In the year of our Lord 2024, you would think everyone in and outside of Hollywood would’ve grown tired of Will Smith/the slap jokes. But that definitely wasn’t the case at the 76th Primetime Emmys on Sunday. I’ll explain.
The joke was revived for the hundredth time thanks to—get this—Will Smith, the creator of “Slow Horses,” who took home the award for Outstanding Writing for a Drama Series. A popular AppleTV+ show starring Gary Oldman, Smith was met with thunderous applause as he took the stage and once he arrived—he delivered one line that prompted laughs from some folks in the audience but major eyerolls from of folks online.
“First of all, relax. Despite my name, I come in peace,” Smith said, a clear callback to the actor Smith and the now infamous Oscars slap. While the in-person crowd took a liking to the joke, the virtual crowd on X/Twitter wasn’t having it and subsequently dubbed him as the “White Will Smith” while expressing their displeasure over the dig.
“Not white Will Smith making a tasteless “I come in peace” joke that throws shots at Black Will Smith,” wrote one user.
“Wait that’s not the Will Smith I thought it was. And that little joke…,” another penned.
“The Emmys don’t have enough of Will Smith smacking people,” said one other user.
“I just think if your name is also Will Smith…you need to add an initial or something. Ps. The ‘despite my name, I come in peace’ was corny,” another user wrote.
“Will Smith Oscar jokes in 2024,” wrote one user who added an accompanying video of a scene from “Scary Movie” where a teacher tells a student to “shut the fuck up.”

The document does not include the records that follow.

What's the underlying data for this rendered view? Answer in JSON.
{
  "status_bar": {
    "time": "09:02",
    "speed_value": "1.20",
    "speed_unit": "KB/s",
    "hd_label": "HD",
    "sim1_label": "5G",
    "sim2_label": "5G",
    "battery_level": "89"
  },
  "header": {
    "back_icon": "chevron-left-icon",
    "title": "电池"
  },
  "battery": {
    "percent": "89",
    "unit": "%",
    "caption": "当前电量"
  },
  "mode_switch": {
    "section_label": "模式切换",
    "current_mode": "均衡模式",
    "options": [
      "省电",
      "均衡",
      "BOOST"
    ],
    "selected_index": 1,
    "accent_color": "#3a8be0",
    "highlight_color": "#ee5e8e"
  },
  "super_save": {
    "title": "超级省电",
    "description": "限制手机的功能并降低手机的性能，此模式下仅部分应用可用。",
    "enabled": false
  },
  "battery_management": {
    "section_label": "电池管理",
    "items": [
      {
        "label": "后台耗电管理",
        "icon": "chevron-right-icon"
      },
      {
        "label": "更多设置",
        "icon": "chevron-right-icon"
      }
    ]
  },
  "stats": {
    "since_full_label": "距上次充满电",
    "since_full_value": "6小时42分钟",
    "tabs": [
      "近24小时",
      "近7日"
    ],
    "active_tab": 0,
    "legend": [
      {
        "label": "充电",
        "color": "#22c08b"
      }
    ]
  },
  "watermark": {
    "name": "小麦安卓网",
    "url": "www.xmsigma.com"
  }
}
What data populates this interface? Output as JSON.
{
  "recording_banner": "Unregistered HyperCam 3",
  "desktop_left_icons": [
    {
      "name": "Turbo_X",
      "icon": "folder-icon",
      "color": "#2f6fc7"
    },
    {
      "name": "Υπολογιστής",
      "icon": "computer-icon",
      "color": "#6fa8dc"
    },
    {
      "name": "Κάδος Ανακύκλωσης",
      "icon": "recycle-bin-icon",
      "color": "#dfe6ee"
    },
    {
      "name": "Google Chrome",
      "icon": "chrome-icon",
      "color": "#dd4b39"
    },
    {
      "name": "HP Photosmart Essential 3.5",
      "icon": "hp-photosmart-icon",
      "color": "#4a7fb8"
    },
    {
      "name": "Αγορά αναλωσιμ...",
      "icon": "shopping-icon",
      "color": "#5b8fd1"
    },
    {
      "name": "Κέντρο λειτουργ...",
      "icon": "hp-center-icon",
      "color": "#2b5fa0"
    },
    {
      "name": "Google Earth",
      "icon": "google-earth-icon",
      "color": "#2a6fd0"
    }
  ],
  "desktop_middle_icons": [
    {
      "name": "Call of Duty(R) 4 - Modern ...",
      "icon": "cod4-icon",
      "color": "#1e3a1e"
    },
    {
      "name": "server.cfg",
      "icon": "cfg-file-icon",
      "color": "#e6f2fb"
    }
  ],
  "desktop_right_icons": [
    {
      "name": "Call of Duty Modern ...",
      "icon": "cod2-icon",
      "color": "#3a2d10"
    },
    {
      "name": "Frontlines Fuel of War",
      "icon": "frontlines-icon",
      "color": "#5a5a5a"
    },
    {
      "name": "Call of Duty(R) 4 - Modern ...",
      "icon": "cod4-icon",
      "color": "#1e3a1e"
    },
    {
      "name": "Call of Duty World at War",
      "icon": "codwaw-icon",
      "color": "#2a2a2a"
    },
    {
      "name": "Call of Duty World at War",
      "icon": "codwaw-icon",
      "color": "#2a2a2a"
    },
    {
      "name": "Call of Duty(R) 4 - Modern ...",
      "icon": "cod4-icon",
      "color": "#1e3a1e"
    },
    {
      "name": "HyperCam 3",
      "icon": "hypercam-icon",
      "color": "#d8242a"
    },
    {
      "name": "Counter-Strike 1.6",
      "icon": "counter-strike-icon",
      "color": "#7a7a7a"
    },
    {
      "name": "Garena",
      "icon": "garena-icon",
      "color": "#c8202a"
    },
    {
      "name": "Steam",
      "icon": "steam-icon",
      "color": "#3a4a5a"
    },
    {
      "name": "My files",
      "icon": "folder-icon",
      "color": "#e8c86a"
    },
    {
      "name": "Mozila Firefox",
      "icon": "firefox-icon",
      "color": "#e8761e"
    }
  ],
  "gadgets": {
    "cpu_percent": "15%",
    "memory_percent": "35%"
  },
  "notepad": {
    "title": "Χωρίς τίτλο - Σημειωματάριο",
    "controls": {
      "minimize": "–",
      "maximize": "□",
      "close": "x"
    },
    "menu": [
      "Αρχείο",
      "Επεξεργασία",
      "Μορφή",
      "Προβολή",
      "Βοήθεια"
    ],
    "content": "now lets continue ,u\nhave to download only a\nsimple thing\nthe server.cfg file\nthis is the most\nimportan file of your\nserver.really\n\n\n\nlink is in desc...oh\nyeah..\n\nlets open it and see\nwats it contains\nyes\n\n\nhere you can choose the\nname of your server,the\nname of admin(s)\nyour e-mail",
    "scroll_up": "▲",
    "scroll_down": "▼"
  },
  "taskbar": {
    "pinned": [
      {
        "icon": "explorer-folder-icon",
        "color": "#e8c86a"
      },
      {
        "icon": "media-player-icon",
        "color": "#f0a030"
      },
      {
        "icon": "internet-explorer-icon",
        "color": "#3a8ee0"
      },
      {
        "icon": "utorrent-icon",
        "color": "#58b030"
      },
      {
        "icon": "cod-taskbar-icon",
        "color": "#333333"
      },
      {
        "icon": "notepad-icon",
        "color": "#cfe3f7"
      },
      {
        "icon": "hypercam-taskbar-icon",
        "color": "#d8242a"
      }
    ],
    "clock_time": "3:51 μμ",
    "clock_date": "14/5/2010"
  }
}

Whether you’re still salty with the “Black Will Smith” or not for what he pulled two years ago, let me just echo some of the aforementioned sentiments by agreeing that the slap jokes and any form of references to it are OLD and BORING. I get it, it’s a tongue-in-cheek, moment. But please, the Academy has moved on, Smith has moved on, Chris Rock has moved on—it’s about time we all do, too.